The Good, the Bad and the Ugly: I was so absorbed in reading The Trouble with Destiny that I didn't take many notes. Those 272 pages absolutely flew by in the best way possible. Lauren Morrill excels at writing books with misunderstandings and characters thrown out of their elements. Liza, the protagonist, loves control and organization - and she also really wants her band to win. She's doing everything within her control to make sure they don't lose funding. I appreciated that she was a flawed person; she's over-controlling and obsessive and bossy. But her heart is in the right place, and that's what matters. I wish her friendship with Hilary could've gotten a little more spotlight and I wanted to know just a little bit more of what made Liza and Huck friends.
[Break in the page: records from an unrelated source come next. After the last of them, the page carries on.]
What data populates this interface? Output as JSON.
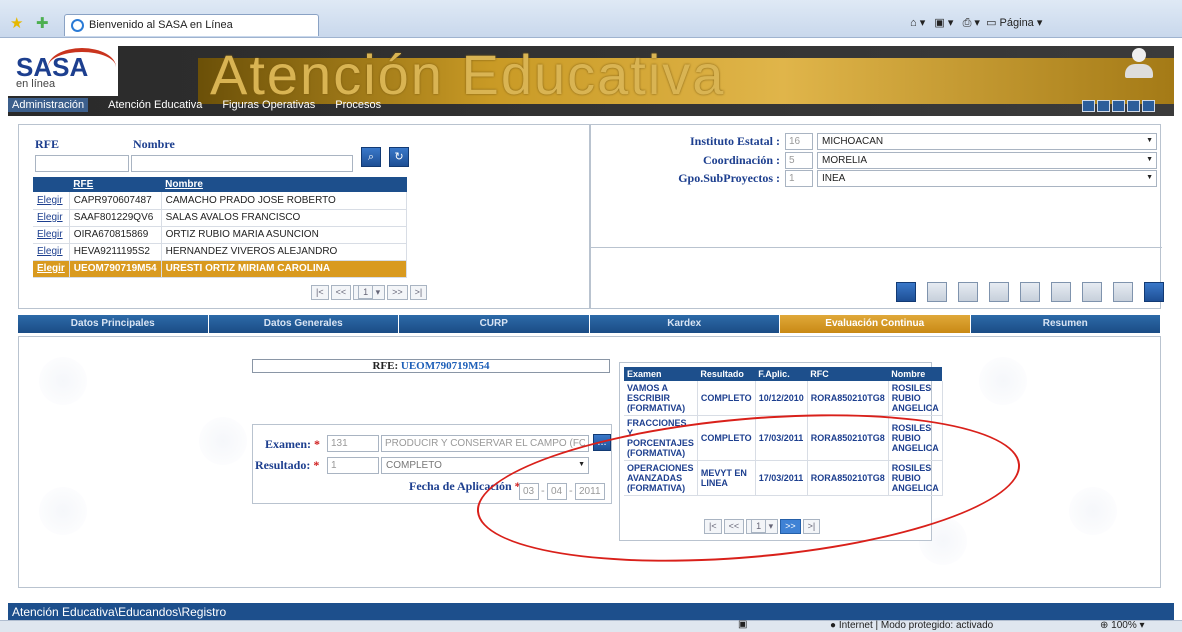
{
  "browser": {
    "tab_title": "Bienvenido al SASA en Línea",
    "page_menu": "Página",
    "status_text": "Internet | Modo protegido: activado",
    "zoom": "100%"
  },
  "header": {
    "logo_text": "SASA",
    "logo_subtext": "en línea",
    "title": "Atención Educativa",
    "menu": [
      "Administración",
      "Atención Educativa",
      "Figuras Operativas",
      "Procesos"
    ]
  },
  "search": {
    "rfe_label": "RFE",
    "nombre_label": "Nombre",
    "rfe_value": "",
    "nombre_value": ""
  },
  "educandos": {
    "headers": [
      "RFE",
      "Nombre"
    ],
    "choose_label": "Elegir",
    "rows": [
      {
        "rfe": "CAPR970607487",
        "nombre": "CAMACHO PRADO JOSE ROBERTO"
      },
      {
        "rfe": "SAAF801229QV6",
        "nombre": "SALAS AVALOS FRANCISCO"
      },
      {
        "rfe": "OIRA670815869",
        "nombre": "ORTIZ RUBIO MARIA ASUNCION"
      },
      {
        "rfe": "HEVA9211195S2",
        "nombre": "HERNANDEZ VIVEROS ALEJANDRO"
      },
      {
        "rfe": "UEOM790719M54",
        "nombre": "URESTI ORTIZ MIRIAM CAROLINA"
      }
    ],
    "pager": {
      "first": "|<",
      "prev": "<<",
      "page": "1",
      "next": ">>",
      "last": ">|"
    }
  },
  "context": {
    "instituto_label": "Instituto Estatal :",
    "instituto_code": "16",
    "instituto_value": "MICHOACAN",
    "coordinacion_label": "Coordinación :",
    "coordinacion_code": "5",
    "coordinacion_value": "MORELIA",
    "gpo_label": "Gpo.SubProyectos :",
    "gpo_code": "1",
    "gpo_value": "INEA"
  },
  "tabs": [
    "Datos Principales",
    "Datos Generales",
    "CURP",
    "Kardex",
    "Evaluación Continua",
    "Resumen"
  ],
  "evaluation": {
    "rfe_label": "RFE:",
    "rfe_value": "UEOM790719M54",
    "examen_label": "Examen:",
    "examen_code": "131",
    "examen_name": "PRODUCIR Y CONSERVAR EL CAMPO (FORMATIVA)",
    "resultado_label": "Resultado:",
    "resultado_code": "1",
    "resultado_value": "COMPLETO",
    "fecha_label": "Fecha de Aplicación",
    "fecha_day": "03",
    "fecha_month": "04",
    "fecha_year": "2011",
    "required_mark": "*",
    "lookup_label": "..."
  },
  "results": {
    "headers": [
      "Examen",
      "Resultado",
      "F.Aplic.",
      "RFC",
      "Nombre"
    ],
    "rows": [
      {
        "examen": "VAMOS A ESCRIBIR (FORMATIVA)",
        "resultado": "COMPLETO",
        "fecha": "10/12/2010",
        "rfc": "RORA850210TG8",
        "nombre": "ROSILES RUBIO ANGELICA"
      },
      {
        "examen": "FRACCIONES Y PORCENTAJES (FORMATIVA)",
        "resultado": "COMPLETO",
        "fecha": "17/03/2011",
        "rfc": "RORA850210TG8",
        "nombre": "ROSILES RUBIO ANGELICA"
      },
      {
        "examen": "OPERACIONES AVANZADAS (FORMATIVA)",
        "resultado": "MEVYT EN LINEA",
        "fecha": "17/03/2011",
        "rfc": "RORA850210TG8",
        "nombre": "ROSILES RUBIO ANGELICA"
      }
    ],
    "pager": {
      "first": "|<",
      "prev": "<<",
      "page": "1",
      "next": ">>",
      "last": ">|"
    }
  },
  "footer": {
    "breadcrumb": "Atención Educativa\\Educandos\\Registro"
  }
}
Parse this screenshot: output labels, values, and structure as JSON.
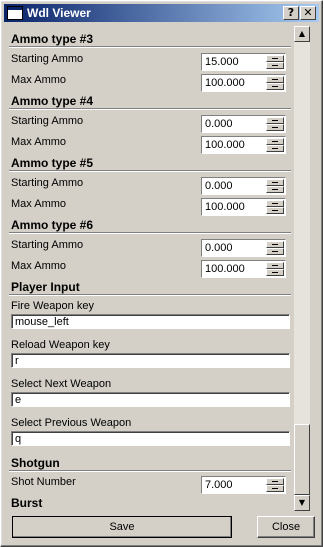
{
  "window": {
    "title": "Wdl Viewer",
    "help_glyph": "?",
    "close_glyph": "✕"
  },
  "sections": {
    "ammo3": {
      "title": "Ammo type #3",
      "starting_label": "Starting Ammo",
      "starting_value": "15.000",
      "max_label": "Max Ammo",
      "max_value": "100.000"
    },
    "ammo4": {
      "title": "Ammo type #4",
      "starting_label": "Starting Ammo",
      "starting_value": "0.000",
      "max_label": "Max Ammo",
      "max_value": "100.000"
    },
    "ammo5": {
      "title": "Ammo type #5",
      "starting_label": "Starting Ammo",
      "starting_value": "0.000",
      "max_label": "Max Ammo",
      "max_value": "100.000"
    },
    "ammo6": {
      "title": "Ammo type #6",
      "starting_label": "Starting Ammo",
      "starting_value": "0.000",
      "max_label": "Max Ammo",
      "max_value": "100.000"
    },
    "player_input": {
      "title": "Player Input",
      "fire_label": "Fire Weapon key",
      "fire_value": "mouse_left",
      "reload_label": "Reload Weapon key",
      "reload_value": "r",
      "next_label": "Select Next Weapon",
      "next_value": "e",
      "prev_label": "Select Previous Weapon",
      "prev_value": "q"
    },
    "shotgun": {
      "title": "Shotgun",
      "shot_label": "Shot Number",
      "shot_value": "7.000"
    },
    "burst": {
      "title": "Burst"
    }
  },
  "scrollbar": {
    "up_glyph": "▲",
    "down_glyph": "▼"
  },
  "buttons": {
    "save": "Save",
    "close": "Close"
  }
}
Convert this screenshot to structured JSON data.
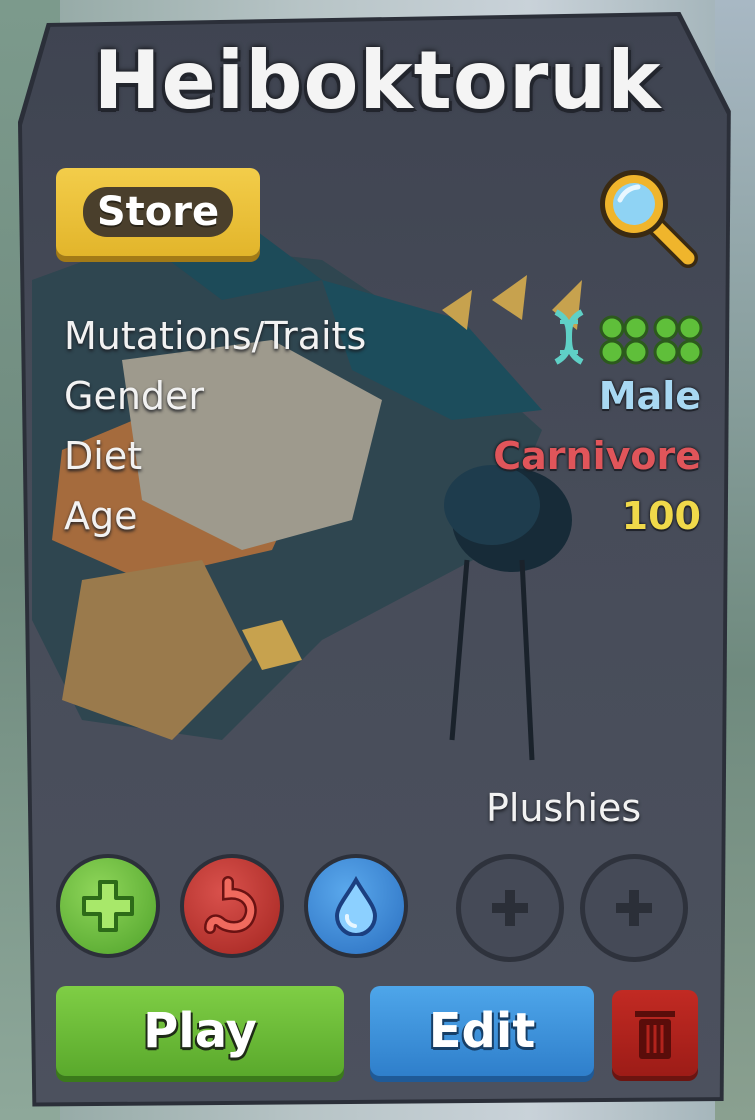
{
  "creature": {
    "name": "Heiboktoruk"
  },
  "store": {
    "label": "Store"
  },
  "stats": {
    "mutations_label": "Mutations/Traits",
    "gender_label": "Gender",
    "gender_value": "Male",
    "diet_label": "Diet",
    "diet_value": "Carnivore",
    "age_label": "Age",
    "age_value": "100"
  },
  "colors": {
    "gender": "#a8d8f2",
    "diet": "#e0555a",
    "age": "#f0d94a",
    "play": "#6fbf3a",
    "edit": "#3f93dc",
    "store": "#e8bf35",
    "trash": "#b2231c"
  },
  "icons": {
    "search": "search-icon",
    "dna": "dna-icon",
    "traits": [
      "trait-cluster-icon",
      "trait-cluster-icon"
    ],
    "heal": "plus-icon",
    "food": "stomach-icon",
    "water": "water-drop-icon",
    "trash": "trash-icon"
  },
  "plushies": {
    "label": "Plushies",
    "slots": [
      "empty",
      "empty"
    ]
  },
  "actions": {
    "play_label": "Play",
    "edit_label": "Edit"
  }
}
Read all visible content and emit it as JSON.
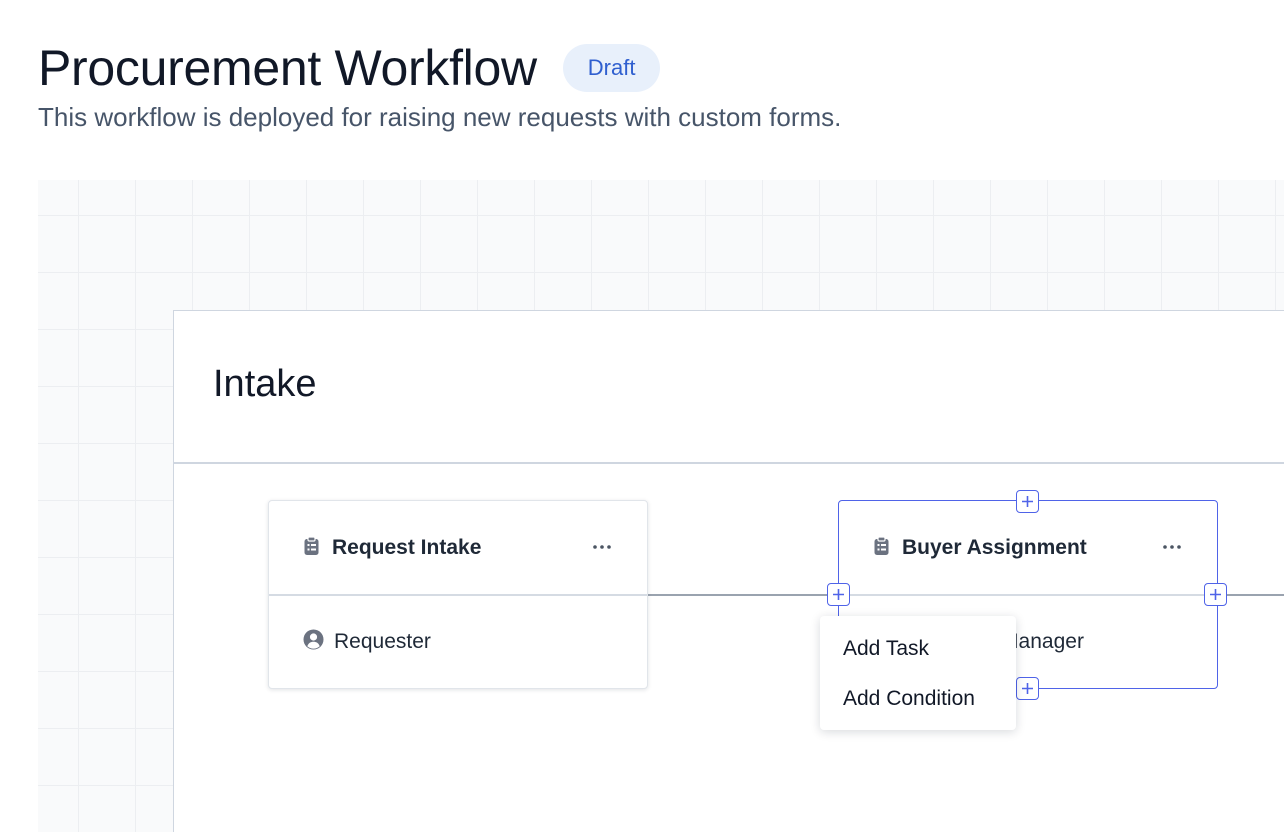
{
  "header": {
    "title": "Procurement Workflow",
    "status_badge": "Draft",
    "description": "This workflow is deployed for raising new requests with custom forms."
  },
  "stage": {
    "title": "Intake"
  },
  "nodes": [
    {
      "title": "Request Intake",
      "title_icon": "clipboard-icon",
      "assignee": "Requester",
      "assignee_icon": "user-circle-icon",
      "menu_icon": "ellipsis-icon"
    },
    {
      "title": "Buyer Assignment",
      "title_icon": "clipboard-icon",
      "assignee": "Procurement Manager",
      "assignee_visible_fragment": "nt Manager",
      "menu_icon": "ellipsis-icon",
      "selected": true
    }
  ],
  "context_menu": {
    "items": [
      {
        "label": "Add Task"
      },
      {
        "label": "Add Condition"
      }
    ]
  },
  "colors": {
    "accent": "#4f63e8",
    "badge_bg": "#e8f0fb",
    "badge_text": "#2f5fcf",
    "canvas_bg": "#f9fafb"
  }
}
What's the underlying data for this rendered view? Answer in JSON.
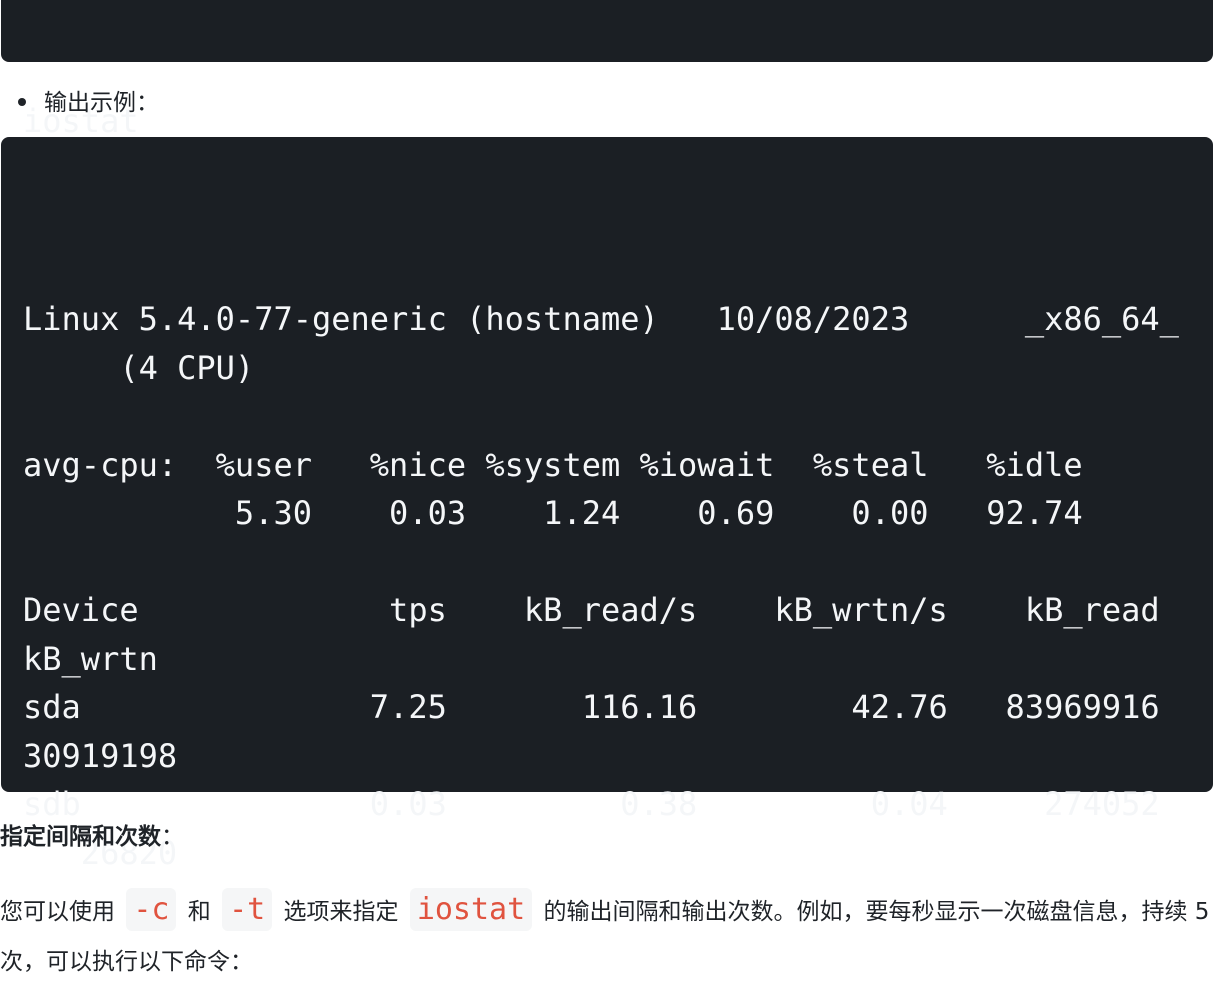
{
  "code_block_1": {
    "text": "iostat"
  },
  "bullet": {
    "text": "输出示例："
  },
  "code_block_2": {
    "text": "Linux 5.4.0-77-generic (hostname)   10/08/2023      _x86_64_\n     (4 CPU)\n\navg-cpu:  %user   %nice %system %iowait  %steal   %idle\n           5.30    0.03    1.24    0.69    0.00   92.74\n\nDevice             tps    kB_read/s    kB_wrtn/s    kB_read\nkB_wrtn\nsda               7.25       116.16        42.76   83969916\n30919198\nsdb               0.03         0.38         0.04     274052\n   26820"
  },
  "section": {
    "heading": "指定间隔和次数",
    "colon": "："
  },
  "paragraph": {
    "part1": "您可以使用",
    "code1": "-c",
    "part2": "和",
    "code2": "-t",
    "part3": "选项来指定",
    "code3": "iostat",
    "part4": "的输出间隔和输出次数。例如，要每秒显示一次磁盘信息，持续 5 次，可以执行以下命令："
  }
}
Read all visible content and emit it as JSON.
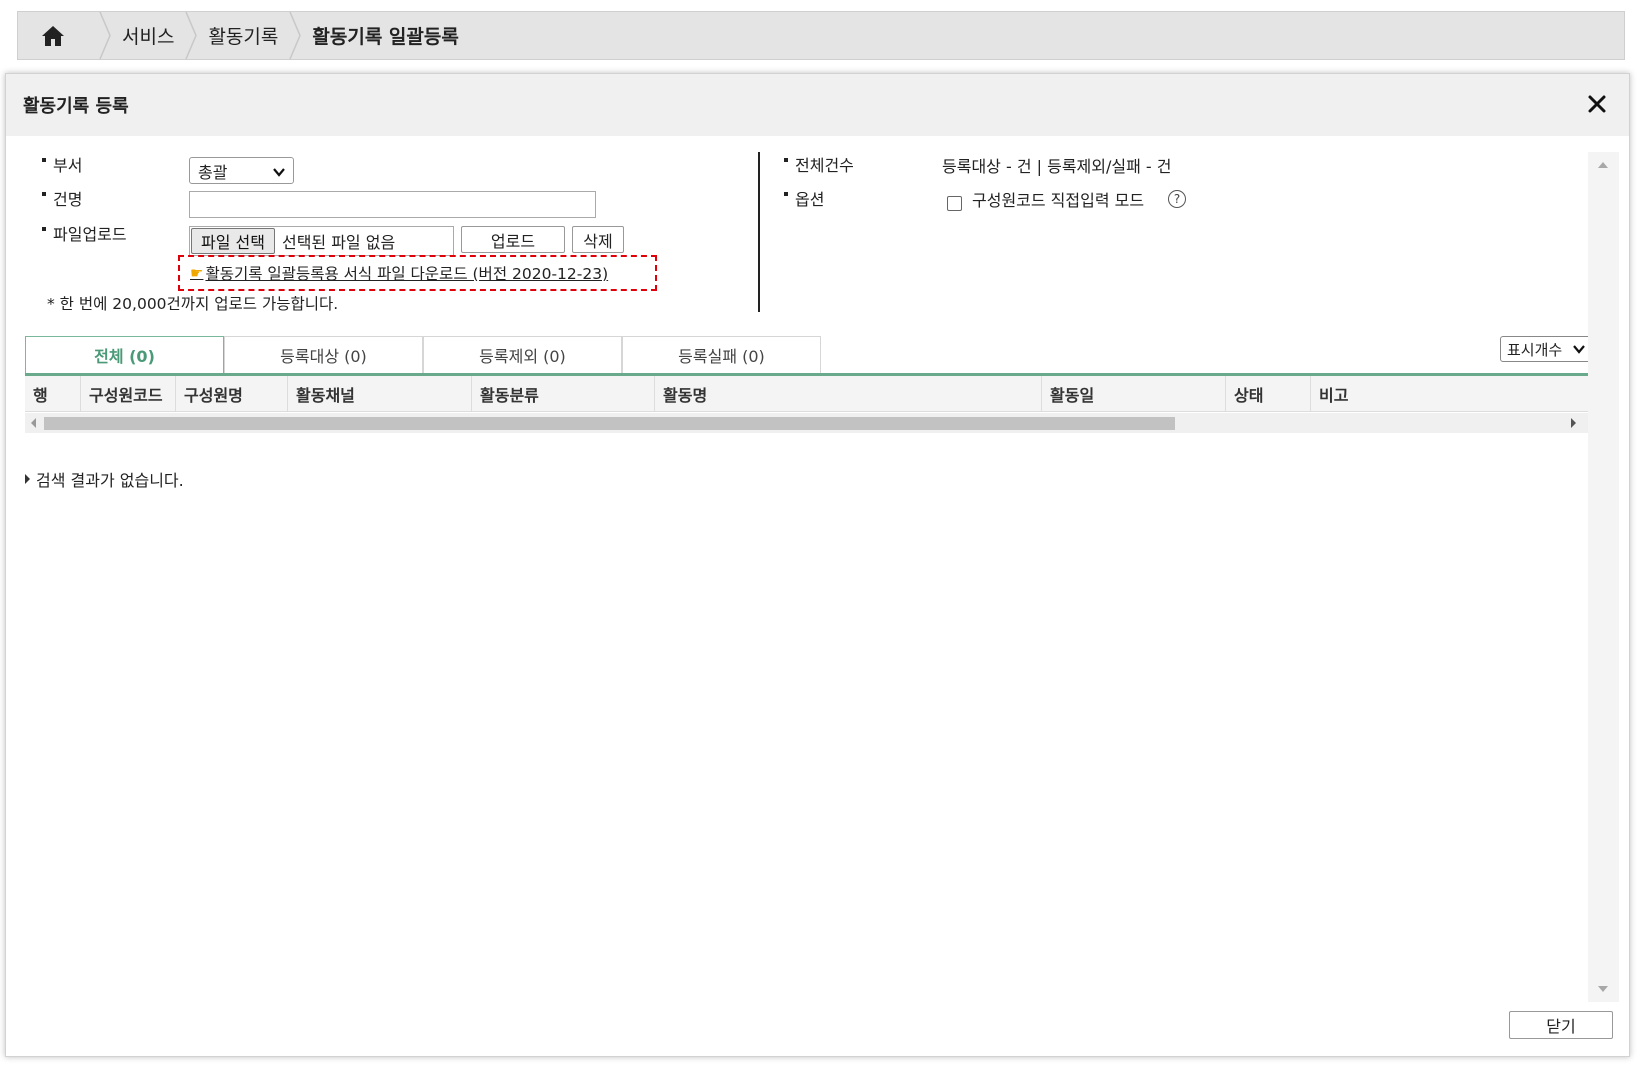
{
  "breadcrumb": {
    "items": [
      {
        "label": "서비스"
      },
      {
        "label": "활동기록"
      },
      {
        "label": "활동기록 일괄등록"
      }
    ]
  },
  "dialog": {
    "title": "활동기록 등록"
  },
  "form": {
    "dept_label": "부서",
    "dept_value": "총괄",
    "name_label": "건명",
    "name_value": "",
    "upload_label": "파일업로드",
    "file_button": "파일 선택",
    "file_status": "선택된 파일 없음",
    "upload_button": "업로드",
    "delete_button": "삭제",
    "download_link": "활동기록 일괄등록용 서식 파일 다운로드 (버전 2020-12-23)",
    "note": "* 한 번에 20,000건까지 업로드 가능합니다."
  },
  "summary": {
    "total_label": "전체건수",
    "total_value": "등록대상 - 건 | 등록제외/실패 - 건",
    "option_label": "옵션",
    "option_checkbox_label": "구성원코드 직접입력 모드",
    "option_checked": false,
    "help_symbol": "?"
  },
  "tabs": [
    {
      "label": "전체 (0)",
      "active": true
    },
    {
      "label": "등록대상 (0)",
      "active": false
    },
    {
      "label": "등록제외 (0)",
      "active": false
    },
    {
      "label": "등록실패 (0)",
      "active": false
    }
  ],
  "display_count_label": "표시개수",
  "grid": {
    "columns": [
      "행",
      "구성원코드",
      "구성원명",
      "활동채널",
      "활동분류",
      "활동명",
      "활동일",
      "상태",
      "비고"
    ],
    "empty_message": "검색 결과가 없습니다."
  },
  "footer": {
    "close_button": "닫기"
  },
  "colors": {
    "accent": "#4a9a78",
    "highlight_border": "#e0000a"
  }
}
Romance-wise, I was hesitant at first. I could tell there was going to be a mini love triangle of sorts. At first, I was definitely Team Lenny because Russ definitely seemed to be that annoying typical jock. Thankfully, I was wrong. Lenny's side of the love triangle is built entirely on misunderstandings, and while all of that was happening, Lauren developed Russ's character and I was rooting for him and Liza by the end.
Plot-wise, there are a lot of obstacles standing in the way of the marching band winning the competition. My main concern about the plot is that I never got the sense myself that the band was good - I just got Liza telling me they were. I did like her descriptions of their final program. And while there's a big misunderstanding in about chapter nineteen where I think Liza could've tried to clear it up better, I could see why she couldn't for the sake of the plot. 
Mild language, kissing, no violence.

The Verdict: Fun and cute with a few flaws, but I definitely enjoyed it as much as Being Sloane Jacobs.

Will I be adding this book to my library?: Yes!